According to a recent study, more than half of companies in the UK (53%) say the payment terms that they offer to customers are too generous and are harming them as a business. The wider European average is 45%.
At the same time, 51% of UK companies say they pay their suppliers later than they would ever accept from their own customers, although 60% are taking steps to ensure they are better at paying their suppliers on time.
The study by credit management service provider Intrum also found that more than half (55%) of UK respondents expect the risk of late payments to rise during 2022, primarily driven by inflation. They increasingly see late payments as a major stumbling block to growth.
Businesses also report that they are being asked to accept longer payment terms than they are comfortable with, which they are doing to preserve client relationships and to avoid the risk of bankruptcy.
The biggest offenders in this area are large businesses/multinational corporations; 67% of UK respondents say they’d been asked for longer payment terms than they felt comfortable with by these clients, compared with 47% for SMEs and 15% of public sector organisations.
“The figures raise questions about whether policy efforts to improve big business payment behaviour are filtering through in practice,” the report says.
Late payments are stymieing growth in almost half of UK businesses (47%). However, many are floundering when it comes to dealing with this problem. Businesses appear to be taking a limited number of actions and precautions to ensure they are paid on time by struggling customers, while almost eight in 10 (77%) flag that late payments are problematic.
The most common actions taken when customers ask for longer payment terms are to offer a discount or agree to revised payment terms. However, businesses are increasingly asking for pre-payment from customers as a precaution – almost half (48%) do this, up from 26% in 2020.

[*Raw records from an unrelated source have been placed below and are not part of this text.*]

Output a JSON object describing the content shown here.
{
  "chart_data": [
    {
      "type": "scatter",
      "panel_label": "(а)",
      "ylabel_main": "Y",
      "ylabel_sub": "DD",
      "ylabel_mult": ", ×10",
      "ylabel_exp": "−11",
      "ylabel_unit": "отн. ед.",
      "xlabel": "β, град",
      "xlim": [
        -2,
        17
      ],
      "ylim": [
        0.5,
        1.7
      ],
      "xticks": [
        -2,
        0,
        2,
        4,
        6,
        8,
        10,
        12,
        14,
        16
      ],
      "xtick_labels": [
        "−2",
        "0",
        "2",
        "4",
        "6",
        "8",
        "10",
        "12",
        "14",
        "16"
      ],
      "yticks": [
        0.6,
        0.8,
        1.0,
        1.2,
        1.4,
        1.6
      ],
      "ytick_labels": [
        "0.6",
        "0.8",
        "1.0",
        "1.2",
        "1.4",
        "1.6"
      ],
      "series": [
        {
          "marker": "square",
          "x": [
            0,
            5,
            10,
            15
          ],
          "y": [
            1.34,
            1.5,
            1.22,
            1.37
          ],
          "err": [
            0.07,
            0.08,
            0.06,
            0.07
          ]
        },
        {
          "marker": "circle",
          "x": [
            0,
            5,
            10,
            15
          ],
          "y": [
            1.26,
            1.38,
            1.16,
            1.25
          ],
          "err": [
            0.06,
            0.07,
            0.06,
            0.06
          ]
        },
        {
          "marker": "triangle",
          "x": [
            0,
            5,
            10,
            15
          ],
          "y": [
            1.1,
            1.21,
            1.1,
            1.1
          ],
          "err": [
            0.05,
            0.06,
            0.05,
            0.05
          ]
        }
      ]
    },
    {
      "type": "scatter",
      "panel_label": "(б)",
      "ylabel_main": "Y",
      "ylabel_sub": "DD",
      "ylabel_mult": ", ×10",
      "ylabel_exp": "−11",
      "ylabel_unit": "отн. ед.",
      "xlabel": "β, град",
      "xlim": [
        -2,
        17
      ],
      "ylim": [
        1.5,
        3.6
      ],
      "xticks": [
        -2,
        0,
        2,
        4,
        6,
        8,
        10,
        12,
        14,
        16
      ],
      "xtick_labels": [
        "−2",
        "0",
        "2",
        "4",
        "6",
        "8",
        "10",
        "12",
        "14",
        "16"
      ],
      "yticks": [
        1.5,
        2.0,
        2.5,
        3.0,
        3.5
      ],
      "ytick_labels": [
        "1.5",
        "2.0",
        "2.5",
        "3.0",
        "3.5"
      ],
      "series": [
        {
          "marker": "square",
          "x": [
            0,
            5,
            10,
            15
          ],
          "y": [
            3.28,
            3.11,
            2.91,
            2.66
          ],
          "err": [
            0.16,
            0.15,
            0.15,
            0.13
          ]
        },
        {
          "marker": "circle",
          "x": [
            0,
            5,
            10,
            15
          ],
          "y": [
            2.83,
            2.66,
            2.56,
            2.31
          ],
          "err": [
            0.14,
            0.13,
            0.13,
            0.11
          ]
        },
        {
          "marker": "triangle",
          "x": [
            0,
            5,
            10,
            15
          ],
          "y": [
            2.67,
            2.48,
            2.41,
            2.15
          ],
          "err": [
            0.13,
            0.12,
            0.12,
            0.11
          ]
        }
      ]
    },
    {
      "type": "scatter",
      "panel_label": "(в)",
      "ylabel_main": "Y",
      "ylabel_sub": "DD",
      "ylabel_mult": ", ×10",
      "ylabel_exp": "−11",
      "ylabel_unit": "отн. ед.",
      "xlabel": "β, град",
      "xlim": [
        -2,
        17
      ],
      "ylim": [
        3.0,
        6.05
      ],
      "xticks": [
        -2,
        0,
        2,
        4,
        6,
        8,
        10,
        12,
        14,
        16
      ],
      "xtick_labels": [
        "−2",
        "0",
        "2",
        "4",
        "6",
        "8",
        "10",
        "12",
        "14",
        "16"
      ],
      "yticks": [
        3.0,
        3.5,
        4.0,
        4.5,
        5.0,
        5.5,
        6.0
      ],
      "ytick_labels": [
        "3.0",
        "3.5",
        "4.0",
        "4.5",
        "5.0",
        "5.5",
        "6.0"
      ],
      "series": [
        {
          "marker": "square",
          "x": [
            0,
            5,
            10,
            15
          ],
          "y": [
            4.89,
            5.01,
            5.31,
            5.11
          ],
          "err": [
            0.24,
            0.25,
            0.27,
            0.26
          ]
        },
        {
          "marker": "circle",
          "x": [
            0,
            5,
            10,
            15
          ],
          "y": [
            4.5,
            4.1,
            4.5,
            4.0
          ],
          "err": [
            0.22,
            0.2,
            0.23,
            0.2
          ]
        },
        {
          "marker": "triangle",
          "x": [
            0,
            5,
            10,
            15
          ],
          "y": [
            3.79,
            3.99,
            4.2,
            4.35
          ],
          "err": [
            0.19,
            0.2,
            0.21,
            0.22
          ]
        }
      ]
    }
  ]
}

Almost two in three respondents (65%) have significantly accelerated their efforts to improve their environmental performance over the past 12 months, with customer demand and climate risk seen as key drivers of this activity.
But when it comes to the social aspects of environmental, social and governance (ESG), the findings present a more mixed picture, especially when they relate to payment practices and back-office efficiency. Although a growing number of respondents are aware of the negative impact of late payments on small businesses, 51% say that they pay their suppliers later than they would accept from their own customers. This is much higher than the previous year’s figure of 27%.

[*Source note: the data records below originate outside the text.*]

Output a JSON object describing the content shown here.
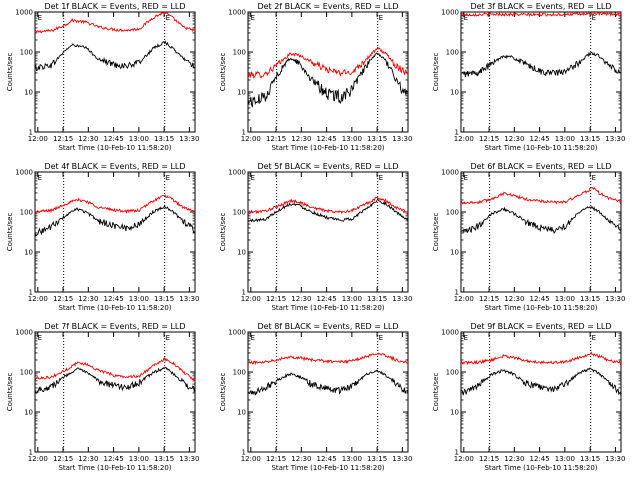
{
  "chart_data": [
    {
      "type": "line",
      "title": "Det 1f BLACK = Events, RED = LLD",
      "xlabel": "Start Time (10-Feb-10 11:58:20)",
      "ylabel": "Counts/sec",
      "x_ticks": [
        "12:00",
        "12:15",
        "12:30",
        "12:45",
        "13:00",
        "13:15",
        "13:30"
      ],
      "y_ticks": [
        "1",
        "10",
        "100",
        "1000"
      ],
      "ylim": [
        1,
        1000
      ],
      "y_scale": "log",
      "x_range_minutes": [
        0,
        95
      ],
      "vlines_minutes": [
        17,
        77
      ],
      "markers": [
        {
          "label": "E",
          "x_minutes": 1
        },
        {
          "label": "E",
          "x_minutes": 77
        }
      ],
      "series": [
        {
          "color": "#ff0000",
          "x": [
            0,
            10,
            18,
            22,
            30,
            38,
            48,
            55,
            62,
            70,
            77,
            82,
            88,
            95
          ],
          "values": [
            320,
            340,
            480,
            620,
            560,
            420,
            360,
            350,
            380,
            720,
            1000,
            700,
            420,
            340
          ]
        },
        {
          "color": "#000000",
          "x": [
            0,
            5,
            10,
            18,
            22,
            30,
            38,
            48,
            55,
            62,
            70,
            77,
            82,
            88,
            95
          ],
          "values": [
            40,
            44,
            48,
            110,
            150,
            130,
            65,
            48,
            45,
            55,
            120,
            180,
            120,
            70,
            45
          ]
        }
      ]
    },
    {
      "type": "line",
      "title": "Det 2f BLACK = Events, RED = LLD",
      "xlabel": "Start Time (10-Feb-10 11:58:20)",
      "ylabel": "Counts/sec",
      "x_ticks": [
        "12:00",
        "12:15",
        "12:30",
        "12:45",
        "13:00",
        "13:15",
        "13:30"
      ],
      "y_ticks": [
        "1",
        "10",
        "100",
        "1000"
      ],
      "ylim": [
        1,
        1000
      ],
      "y_scale": "log",
      "x_range_minutes": [
        0,
        95
      ],
      "vlines_minutes": [
        17,
        77
      ],
      "markers": [
        {
          "label": "E",
          "x_minutes": 1
        },
        {
          "label": "E",
          "x_minutes": 77
        }
      ],
      "series": [
        {
          "color": "#ff0000",
          "x": [
            0,
            10,
            18,
            25,
            30,
            38,
            48,
            55,
            62,
            70,
            77,
            82,
            88,
            95
          ],
          "values": [
            27,
            28,
            50,
            90,
            85,
            55,
            35,
            30,
            32,
            65,
            125,
            90,
            45,
            30
          ]
        },
        {
          "color": "#000000",
          "x": [
            0,
            5,
            10,
            18,
            25,
            30,
            38,
            48,
            55,
            62,
            70,
            77,
            82,
            88,
            95
          ],
          "values": [
            6,
            6,
            8,
            30,
            70,
            55,
            20,
            9,
            8,
            12,
            45,
            95,
            60,
            20,
            8
          ]
        }
      ]
    },
    {
      "type": "line",
      "title": "Det 3f BLACK = Events, RED = LLD",
      "xlabel": "Start Time (10-Feb-10 11:58:20)",
      "ylabel": "Counts/sec",
      "x_ticks": [
        "12:00",
        "12:15",
        "12:30",
        "12:45",
        "13:00",
        "13:15",
        "13:30"
      ],
      "y_ticks": [
        "1",
        "10",
        "100",
        "1000"
      ],
      "ylim": [
        1,
        1000
      ],
      "y_scale": "log",
      "x_range_minutes": [
        0,
        95
      ],
      "vlines_minutes": [
        17,
        77
      ],
      "markers": [
        {
          "label": "E",
          "x_minutes": 1
        },
        {
          "label": "E",
          "x_minutes": 77
        }
      ],
      "series": [
        {
          "color": "#ff0000",
          "x": [
            0,
            20,
            40,
            60,
            80,
            95
          ],
          "values": [
            850,
            880,
            860,
            870,
            900,
            870
          ]
        },
        {
          "color": "#000000",
          "x": [
            0,
            10,
            18,
            25,
            30,
            38,
            48,
            55,
            62,
            70,
            77,
            82,
            88,
            95
          ],
          "values": [
            28,
            30,
            50,
            80,
            75,
            50,
            32,
            30,
            32,
            55,
            95,
            80,
            45,
            30
          ]
        }
      ]
    },
    {
      "type": "line",
      "title": "Det 4f BLACK = Events, RED = LLD",
      "xlabel": "Start Time (10-Feb-10 11:58:20)",
      "ylabel": "Counts/sec",
      "x_ticks": [
        "12:00",
        "12:15",
        "12:30",
        "12:45",
        "13:00",
        "13:15",
        "13:30"
      ],
      "y_ticks": [
        "1",
        "10",
        "100",
        "1000"
      ],
      "ylim": [
        1,
        1000
      ],
      "y_scale": "log",
      "x_range_minutes": [
        0,
        95
      ],
      "vlines_minutes": [
        17,
        77
      ],
      "markers": [
        {
          "label": "E",
          "x_minutes": 1
        },
        {
          "label": "E",
          "x_minutes": 77
        }
      ],
      "series": [
        {
          "color": "#ff0000",
          "x": [
            0,
            10,
            18,
            25,
            30,
            38,
            48,
            55,
            62,
            70,
            77,
            82,
            88,
            95
          ],
          "values": [
            100,
            110,
            160,
            200,
            190,
            130,
            110,
            105,
            110,
            190,
            260,
            200,
            130,
            100
          ]
        },
        {
          "color": "#000000",
          "x": [
            0,
            5,
            10,
            18,
            25,
            30,
            38,
            48,
            55,
            62,
            70,
            77,
            82,
            88,
            95
          ],
          "values": [
            30,
            35,
            45,
            80,
            120,
            100,
            60,
            45,
            40,
            50,
            100,
            140,
            100,
            60,
            35
          ]
        }
      ]
    },
    {
      "type": "line",
      "title": "Det 5f BLACK = Events, RED = LLD",
      "xlabel": "Start Time (10-Feb-10 11:58:20)",
      "ylabel": "Counts/sec",
      "x_ticks": [
        "12:00",
        "12:15",
        "12:30",
        "12:45",
        "13:00",
        "13:15",
        "13:30"
      ],
      "y_ticks": [
        "1",
        "10",
        "100",
        "1000"
      ],
      "ylim": [
        1,
        1000
      ],
      "y_scale": "log",
      "x_range_minutes": [
        0,
        95
      ],
      "vlines_minutes": [
        17,
        77
      ],
      "markers": [
        {
          "label": "E",
          "x_minutes": 1
        },
        {
          "label": "E",
          "x_minutes": 77
        }
      ],
      "series": [
        {
          "color": "#ff0000",
          "x": [
            0,
            10,
            18,
            25,
            30,
            38,
            48,
            55,
            62,
            70,
            77,
            82,
            88,
            95
          ],
          "values": [
            100,
            105,
            140,
            190,
            180,
            130,
            105,
            100,
            110,
            160,
            230,
            190,
            130,
            100
          ]
        },
        {
          "color": "#000000",
          "x": [
            0,
            10,
            18,
            25,
            30,
            38,
            48,
            55,
            62,
            70,
            77,
            82,
            88,
            95
          ],
          "values": [
            60,
            65,
            110,
            160,
            150,
            100,
            70,
            62,
            68,
            120,
            200,
            160,
            100,
            60
          ]
        }
      ]
    },
    {
      "type": "line",
      "title": "Det 6f BLACK = Events, RED = LLD",
      "xlabel": "Start Time (10-Feb-10 11:58:20)",
      "ylabel": "Counts/sec",
      "x_ticks": [
        "12:00",
        "12:15",
        "12:30",
        "12:45",
        "13:00",
        "13:15",
        "13:30"
      ],
      "y_ticks": [
        "1",
        "10",
        "100",
        "1000"
      ],
      "ylim": [
        1,
        1000
      ],
      "y_scale": "log",
      "x_range_minutes": [
        0,
        95
      ],
      "vlines_minutes": [
        17,
        77
      ],
      "markers": [
        {
          "label": "E",
          "x_minutes": 1
        },
        {
          "label": "E",
          "x_minutes": 77
        }
      ],
      "series": [
        {
          "color": "#ff0000",
          "x": [
            0,
            10,
            18,
            25,
            30,
            38,
            48,
            55,
            62,
            70,
            75,
            78,
            82,
            88,
            95
          ],
          "values": [
            170,
            175,
            210,
            290,
            270,
            210,
            185,
            175,
            180,
            260,
            330,
            420,
            300,
            220,
            180
          ]
        },
        {
          "color": "#000000",
          "x": [
            0,
            5,
            10,
            18,
            25,
            30,
            38,
            48,
            55,
            62,
            70,
            77,
            82,
            88,
            95
          ],
          "values": [
            30,
            35,
            45,
            90,
            120,
            100,
            60,
            40,
            35,
            45,
            100,
            140,
            100,
            60,
            35
          ]
        }
      ]
    },
    {
      "type": "line",
      "title": "Det 7f BLACK = Events, RED = LLD",
      "xlabel": "Start Time (10-Feb-10 11:58:20)",
      "ylabel": "Counts/sec",
      "x_ticks": [
        "12:00",
        "12:15",
        "12:30",
        "12:45",
        "13:00",
        "13:15",
        "13:30"
      ],
      "y_ticks": [
        "1",
        "10",
        "100",
        "1000"
      ],
      "ylim": [
        1,
        1000
      ],
      "y_scale": "log",
      "x_range_minutes": [
        0,
        95
      ],
      "vlines_minutes": [
        17,
        77
      ],
      "markers": [
        {
          "label": "E",
          "x_minutes": 1
        },
        {
          "label": "E",
          "x_minutes": 77
        }
      ],
      "series": [
        {
          "color": "#ff0000",
          "x": [
            0,
            10,
            18,
            25,
            30,
            38,
            48,
            55,
            62,
            70,
            77,
            82,
            88,
            95
          ],
          "values": [
            70,
            75,
            110,
            170,
            160,
            110,
            80,
            75,
            80,
            140,
            210,
            170,
            100,
            60
          ]
        },
        {
          "color": "#000000",
          "x": [
            0,
            5,
            10,
            18,
            25,
            30,
            38,
            48,
            55,
            62,
            70,
            77,
            82,
            88,
            95
          ],
          "values": [
            35,
            38,
            45,
            80,
            120,
            100,
            60,
            45,
            42,
            55,
            95,
            130,
            90,
            55,
            35
          ]
        }
      ]
    },
    {
      "type": "line",
      "title": "Det 8f BLACK = Events, RED = LLD",
      "xlabel": "Start Time (10-Feb-10 11:58:20)",
      "ylabel": "Counts/sec",
      "x_ticks": [
        "12:00",
        "12:15",
        "12:30",
        "12:45",
        "13:00",
        "13:15",
        "13:30"
      ],
      "y_ticks": [
        "1",
        "10",
        "100",
        "1000"
      ],
      "ylim": [
        1,
        1000
      ],
      "y_scale": "log",
      "x_range_minutes": [
        0,
        95
      ],
      "vlines_minutes": [
        17,
        77
      ],
      "markers": [
        {
          "label": "E",
          "x_minutes": 1
        },
        {
          "label": "E",
          "x_minutes": 77
        }
      ],
      "series": [
        {
          "color": "#ff0000",
          "x": [
            0,
            10,
            18,
            25,
            30,
            38,
            48,
            55,
            62,
            70,
            77,
            82,
            88,
            95
          ],
          "values": [
            170,
            180,
            210,
            240,
            230,
            200,
            185,
            180,
            190,
            240,
            300,
            260,
            200,
            170
          ]
        },
        {
          "color": "#000000",
          "x": [
            0,
            5,
            10,
            18,
            25,
            30,
            38,
            48,
            55,
            62,
            70,
            77,
            82,
            88,
            95
          ],
          "values": [
            30,
            32,
            40,
            65,
            90,
            80,
            50,
            38,
            35,
            45,
            85,
            110,
            80,
            50,
            30
          ]
        }
      ]
    },
    {
      "type": "line",
      "title": "Det 9f BLACK = Events, RED = LLD",
      "xlabel": "Start Time (10-Feb-10 11:58:20)",
      "ylabel": "Counts/sec",
      "x_ticks": [
        "12:00",
        "12:15",
        "12:30",
        "12:45",
        "13:00",
        "13:15",
        "13:30"
      ],
      "y_ticks": [
        "1",
        "10",
        "100",
        "1000"
      ],
      "ylim": [
        1,
        1000
      ],
      "y_scale": "log",
      "x_range_minutes": [
        0,
        95
      ],
      "vlines_minutes": [
        17,
        77
      ],
      "markers": [
        {
          "label": "E",
          "x_minutes": 1
        },
        {
          "label": "E",
          "x_minutes": 77
        }
      ],
      "series": [
        {
          "color": "#ff0000",
          "x": [
            0,
            10,
            18,
            25,
            30,
            38,
            48,
            55,
            62,
            70,
            77,
            82,
            88,
            95
          ],
          "values": [
            170,
            175,
            200,
            250,
            240,
            190,
            175,
            172,
            180,
            230,
            290,
            250,
            190,
            170
          ]
        },
        {
          "color": "#000000",
          "x": [
            0,
            5,
            10,
            18,
            25,
            30,
            38,
            48,
            55,
            62,
            70,
            77,
            82,
            88,
            95
          ],
          "values": [
            30,
            35,
            45,
            85,
            110,
            95,
            55,
            40,
            38,
            50,
            95,
            120,
            90,
            55,
            30
          ]
        }
      ]
    }
  ]
}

Respondents also indicate that they have become less likely, over the past year, to accept longer payment terms from SMEs.
With respect to governance, 50% expect to see more scrutiny around customer discrimination in the years to come. The same proportion, however, admit that they don’t know for sure whether their own sales teams are discriminating against customers in ways that are unethical, such as on racial or social profiling.
“Respondents may be enhancing their environmental performance, but we see room for improvement in their approach to the social and governance aspect of ESG, with payments seen as a trust builder and potential catalyst for businesses to invest in sustainability efforts,” says Eddie Nott, managing director of Intrum UK.
At the same time, another survey has found that a majority of European SMEs have been forced to take out a loan due to missing payments. According to banking-as-a-service provider Vodeno, more than half (52%) of the SMEs surveyed have failed to meet commitments due to slow payment processing, while even more (54%) have been forced to take out a loan as a result of missing payments that caused a disruption to cash flow.
Vodeno’s research found that the majority (62%) reported delayed and unpredictable cash flow as the biggest challenge their business currently faces. The same number (62%) said that costly FX rate fluctuations contribute to a significant drain on their resources.
Looking ahead, the vast majority (68%) intend to adopt real-time payment processing capabilities in the next 12 months, with 62% saying their SME must urgently modernise its payment processing capabilities.
Tom Bentley, CCO of Vodeno, said: “Long settlement times, delayed transactions and a lack of transparency in the payments space can cause headaches for businesses – particularly small and medium enterprises who typically have fewer reserves to draw upon when disruptions occur. Our research shows that these organisations rank missing payments among their most significant challenges, with many taking drastic measures to stay afloat.
“In the current macroeconomic climate, cash flow can mean the difference between survival and insolvency, and unpredictable payment processing is the single biggest disruption to business operations.”